The agreement also addressed another critical concern for CWA — whether CenturyTel/Embarq would allocate sufficient resources and capital to improve service quality, build infrastructure, and especially important, build out broadband.
In a big gain for customers, CenturyTel/Embarq pledged to build out high-speed broadband to unserved and underserved areas. Century Tel/Embarq mainly serves rural communities where access to high-speed Internet networks has been limited.
Previously, few resources were expended to address infrastructure needs or build out broadband. Instead, the companies were spending millions to help fund a tenfold increase in the annual dividend to shareholders.
The merger, expected to close by the end of June, will create a company with more than 8 million access lines in 33 states. Century Tel currently serves customers in 17 states in the Midwest and West and Embarq provides service in 16 states in the East.
CWA also is making real progress in linking quality service and quality jobs at Verizon.
In West Virginia, CWA intervened last year before the state's Public Service Commission to examine growing numbers of complaints from customers about declining service quality. Verizon was ordered to invest more resources into maintaining and improving its infrastructure and to increase the number of technicians who could make the necessary upgrades.
In Maryland, CWA is currently mobilizing consumers and workers to urge the state's public service commission to reject a proposed settlement that would allow Verizon to increase telephone rates for thousands of customers and allow Verizon to avoid service standards.

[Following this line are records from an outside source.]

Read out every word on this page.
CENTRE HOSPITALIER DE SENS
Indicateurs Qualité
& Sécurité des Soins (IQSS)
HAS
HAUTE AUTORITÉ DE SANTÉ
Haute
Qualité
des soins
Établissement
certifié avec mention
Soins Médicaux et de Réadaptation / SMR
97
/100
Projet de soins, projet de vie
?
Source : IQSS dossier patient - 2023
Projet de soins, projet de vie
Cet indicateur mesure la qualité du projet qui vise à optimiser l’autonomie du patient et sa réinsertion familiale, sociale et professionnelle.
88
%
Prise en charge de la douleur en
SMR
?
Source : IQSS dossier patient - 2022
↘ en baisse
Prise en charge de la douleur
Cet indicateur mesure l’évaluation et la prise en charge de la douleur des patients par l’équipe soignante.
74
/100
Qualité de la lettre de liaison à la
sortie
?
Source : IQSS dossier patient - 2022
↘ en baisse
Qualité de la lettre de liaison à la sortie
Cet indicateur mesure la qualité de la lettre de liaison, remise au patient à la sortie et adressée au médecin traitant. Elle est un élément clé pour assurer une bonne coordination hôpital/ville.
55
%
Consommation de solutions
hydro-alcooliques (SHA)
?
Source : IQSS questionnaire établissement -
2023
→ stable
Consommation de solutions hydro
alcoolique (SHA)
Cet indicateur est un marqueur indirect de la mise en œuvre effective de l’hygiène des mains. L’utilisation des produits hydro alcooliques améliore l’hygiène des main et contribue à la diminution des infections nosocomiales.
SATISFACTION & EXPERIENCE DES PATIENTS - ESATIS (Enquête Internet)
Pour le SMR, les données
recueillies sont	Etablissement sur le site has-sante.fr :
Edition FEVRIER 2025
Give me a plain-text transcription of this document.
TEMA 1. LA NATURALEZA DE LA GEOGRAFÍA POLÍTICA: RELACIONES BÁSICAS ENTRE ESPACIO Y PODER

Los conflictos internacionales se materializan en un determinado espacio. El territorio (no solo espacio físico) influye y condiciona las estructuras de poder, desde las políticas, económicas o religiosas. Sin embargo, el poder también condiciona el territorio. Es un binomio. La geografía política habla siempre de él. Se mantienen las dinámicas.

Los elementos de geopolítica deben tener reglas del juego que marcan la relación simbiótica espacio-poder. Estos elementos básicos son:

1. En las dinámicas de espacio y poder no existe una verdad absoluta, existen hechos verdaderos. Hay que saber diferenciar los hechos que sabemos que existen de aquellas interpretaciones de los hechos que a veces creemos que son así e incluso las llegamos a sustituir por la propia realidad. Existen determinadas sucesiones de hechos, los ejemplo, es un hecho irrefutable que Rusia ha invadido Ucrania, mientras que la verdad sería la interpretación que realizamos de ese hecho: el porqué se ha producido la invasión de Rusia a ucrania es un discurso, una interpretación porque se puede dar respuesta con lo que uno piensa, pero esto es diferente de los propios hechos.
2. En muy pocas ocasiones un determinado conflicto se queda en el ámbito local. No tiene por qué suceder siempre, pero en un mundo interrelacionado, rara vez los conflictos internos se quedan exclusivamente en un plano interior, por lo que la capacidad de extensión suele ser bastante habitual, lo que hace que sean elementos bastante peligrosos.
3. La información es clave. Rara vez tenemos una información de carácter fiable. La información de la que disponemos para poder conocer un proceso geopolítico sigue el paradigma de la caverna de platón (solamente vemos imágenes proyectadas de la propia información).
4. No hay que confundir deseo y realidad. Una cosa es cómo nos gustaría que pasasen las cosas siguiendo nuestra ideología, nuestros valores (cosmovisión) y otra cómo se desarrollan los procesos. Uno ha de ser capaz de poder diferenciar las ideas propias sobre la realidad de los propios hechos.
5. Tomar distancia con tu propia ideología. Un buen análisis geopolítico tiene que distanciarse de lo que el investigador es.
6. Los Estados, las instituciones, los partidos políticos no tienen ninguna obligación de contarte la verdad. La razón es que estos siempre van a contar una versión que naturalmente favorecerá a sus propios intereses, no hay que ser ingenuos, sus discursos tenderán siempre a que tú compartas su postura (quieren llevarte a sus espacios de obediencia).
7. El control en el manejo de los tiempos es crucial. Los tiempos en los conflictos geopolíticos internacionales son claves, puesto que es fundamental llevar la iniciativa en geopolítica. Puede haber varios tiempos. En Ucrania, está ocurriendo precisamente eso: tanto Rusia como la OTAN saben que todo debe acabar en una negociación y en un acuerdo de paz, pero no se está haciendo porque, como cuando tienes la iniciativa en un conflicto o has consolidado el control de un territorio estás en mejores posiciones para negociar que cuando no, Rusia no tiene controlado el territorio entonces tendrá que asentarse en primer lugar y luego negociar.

"This is one of the worst agreements we have seen," said District 2 Vice President Ron Collins in urging the state to scrap the settlement. "It practically rewards the company for poor performance," he said.
"Verizon's service deficiencies are the direct result of management decisions and they hurt our members' jobs as well as the public we serve," Collins stressed.
Last year, in neighboring Virginia, CWA helped derail legislation supported by Verizon that would have deregulated basic phone service.
CWAers succeeded in persuading lawmakers that in rural areas, there was no competing service and no way to justify deregulation.